Monitoring Spark jobs - Amazon EMR
Services or capabilities described in Amazon Web Services documentation might vary by Region. To see the differences applicable to the China Regions, see Getting Started with Amazon Web Services in China (PDF).

Monitoring Spark jobs

So that you can monitor and troubleshoot failures, configure your interactive endpoints so that the jobs initiated with the endpoint can send log information to Amazon S3, Amazon CloudWatch Logs, or both. The following sections describe how to send Spark application logs to Amazon S3 for the Spark jobs that you launch with Amazon EMR on EKS interactive endpoints.

Configure IAM policy for Amazon S3 logs

Before your kernels can send log data to Amazon S3, the permissions policy for the job execution role must include the following permissions. Replace DOC-EXAMPLE-BUCKET-LOGGING with the name of your logging bucket.

{ "Version": "2012-10-17", "Statement": [ { "Effect": "Allow", "Action": [ "s3:PutObject", "s3:GetObject", "s3:ListBucket" ], "Resource": [ "arn:aws:s3:::DOC-EXAMPLE-BUCKET-LOGGING", "arn:aws:s3:::DOC-EXAMPLE-BUCKET-LOGGING/*", ] } ] }
Note

Amazon EMR on EKS can also create an S3 bucket. If an S3 bucket is not available, include the s3:CreateBucket permission in the IAM policy.

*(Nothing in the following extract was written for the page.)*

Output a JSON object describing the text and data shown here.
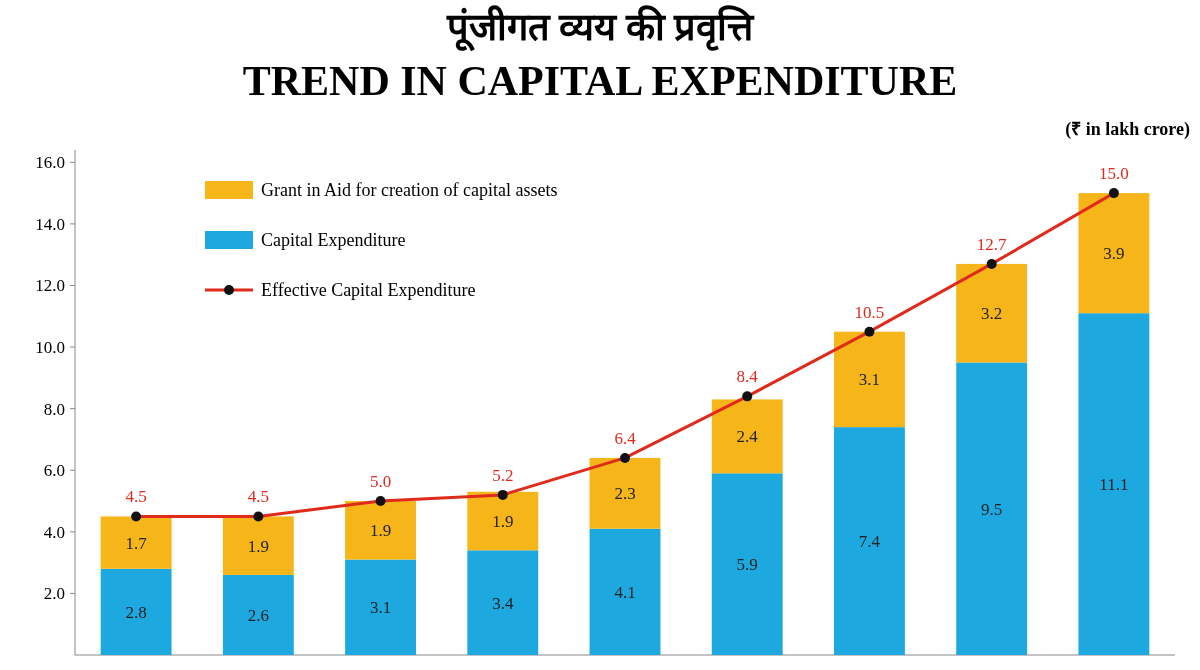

After you've given your execution role the permissions it needs to send logs to the S3 bucket, your log data is sent to the following Amazon S3 locations. This happens when s3MonitoringConfiguration is passed in the monitoringConfiguration section of a create-managed-endpoint request.

  • Driver logslogUri/virtual-cluster-id/endpoints/endpoint-id/containers/spark-application-id/spark-application-id-driver/(stderr.gz/stdout.gz)

  • Executor logslogUri/virtual-cluster-id/endpoints/endpoint-id/containers/spark-application-id/executor-pod-name-exec-<Number>/(stderr.gz/stdout.gz)

Note

Amazon EMR on EKS doesn't upload the endpoint logs to your S3 bucket.